For troubleshooting WRITELOG, the three common issues I see are memory bottlenecks, lingering checkpoints, and per-record writes, which are incredibly costly. Some troubleshooting tips for these three issues:
For memory bottlenecks outside of vertical scaling, I will optimize expensive queries that use memory ineffectively where possible. As an example of this, running a replication’s distribution history cleanup may be costly to memory (note the fall in PLE and spike in memory), so relative to the time of the bottleneck, adjusting schedules for tasks, maintenance, ETL, etc may help.
With checkpoints lingering, I typically use a PowerShell script that terminates quickly (very short timeout) and runs a checkpoint. The key to avoiding these lingering checkpoints – which can occur – is to avoid allowing them to run forever. They may not be able to run due to other resources using the log. I’ve seen checkpoints that run for hours because they’re blocked by one transaction, and either the blocking transaction needs to be re-evaluated, or the checkpoint needs to try for a short period of time. We can always run checkpoints at a more appropriate time.
Similar to .NET application creating and disposing an object on each loop (slow practice), if we commit one transaction at a time in a batch insert the cost will be greater than committing the batch as a whole.
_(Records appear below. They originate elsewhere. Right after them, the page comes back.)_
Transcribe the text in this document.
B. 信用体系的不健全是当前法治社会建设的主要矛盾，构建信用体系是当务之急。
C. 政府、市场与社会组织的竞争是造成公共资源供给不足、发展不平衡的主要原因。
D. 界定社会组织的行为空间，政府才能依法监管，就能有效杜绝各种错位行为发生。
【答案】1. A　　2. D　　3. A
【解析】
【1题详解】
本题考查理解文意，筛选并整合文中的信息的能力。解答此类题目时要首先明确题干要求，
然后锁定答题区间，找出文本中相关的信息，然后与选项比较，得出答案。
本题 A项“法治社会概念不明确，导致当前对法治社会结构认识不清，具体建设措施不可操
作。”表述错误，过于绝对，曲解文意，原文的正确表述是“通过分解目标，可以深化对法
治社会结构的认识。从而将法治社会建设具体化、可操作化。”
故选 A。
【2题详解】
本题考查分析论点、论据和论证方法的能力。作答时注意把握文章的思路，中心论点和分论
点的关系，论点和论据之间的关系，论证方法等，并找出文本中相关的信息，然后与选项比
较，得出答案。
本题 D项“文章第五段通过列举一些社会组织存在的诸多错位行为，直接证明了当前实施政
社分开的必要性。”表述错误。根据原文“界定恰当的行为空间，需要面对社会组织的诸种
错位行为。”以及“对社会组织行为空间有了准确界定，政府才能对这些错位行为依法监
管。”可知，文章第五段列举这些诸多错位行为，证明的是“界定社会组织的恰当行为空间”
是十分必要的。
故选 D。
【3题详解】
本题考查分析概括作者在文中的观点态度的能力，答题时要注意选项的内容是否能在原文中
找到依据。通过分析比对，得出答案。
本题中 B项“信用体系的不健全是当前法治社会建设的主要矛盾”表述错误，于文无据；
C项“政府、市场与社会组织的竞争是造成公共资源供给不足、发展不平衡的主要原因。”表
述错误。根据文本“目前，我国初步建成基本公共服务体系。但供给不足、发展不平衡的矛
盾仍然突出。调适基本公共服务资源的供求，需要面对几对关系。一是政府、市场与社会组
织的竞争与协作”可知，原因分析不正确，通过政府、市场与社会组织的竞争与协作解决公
Anytime I see a batch transaction, I immediately look for any explicit declaration of BEGIN/COMMIT/ROLLBACK, because it may be the culprit if it’s not explicitly declared. Similar to the above point on network, if I want to commit one record at a time because I don’t want a full batch to fail, I’ll wrap my logic inside of .NET since that will be much faster at object at a time rather than allowing T-SQL to handle it.
In an ideal environment, my drives for different reasons are separate due to the read and write volume on the disks.
Do I delineate my disks for data, log and tempdb? Be very careful about keeping log files on the same disks as “everything else” as a disk must be able to keep pace with writes and reads. Another recommendation I’ll make related to this point – scale out your disks for log use ahead of time and be very careful about relying on automated log growth; I heavily scrutinize any person or environment with automatic log growth.
In this configuration example, the log is pre-grown to 51200MB and restricted to that growth.
I’ve seen a few other situations, one of which was no disk space (how does memory flush to disk when there’s no disk space remaining), though these generally are rarer than the above cases. Like with all waits troubleshooting, each environment may experience differing reasons for the same waits.
These tips provide some useful techniques for ASYNC_NETWORK_IO and WRITELOG wait types, and are by no means every troubleshooting possibility available, though they have been useful in reducing these waits. The more you understand your architecture, the more you’ll identify the weak points and you can either strengthen these – as systems are only as strong as their weak points – or you can design around them, if strengthening is not an option.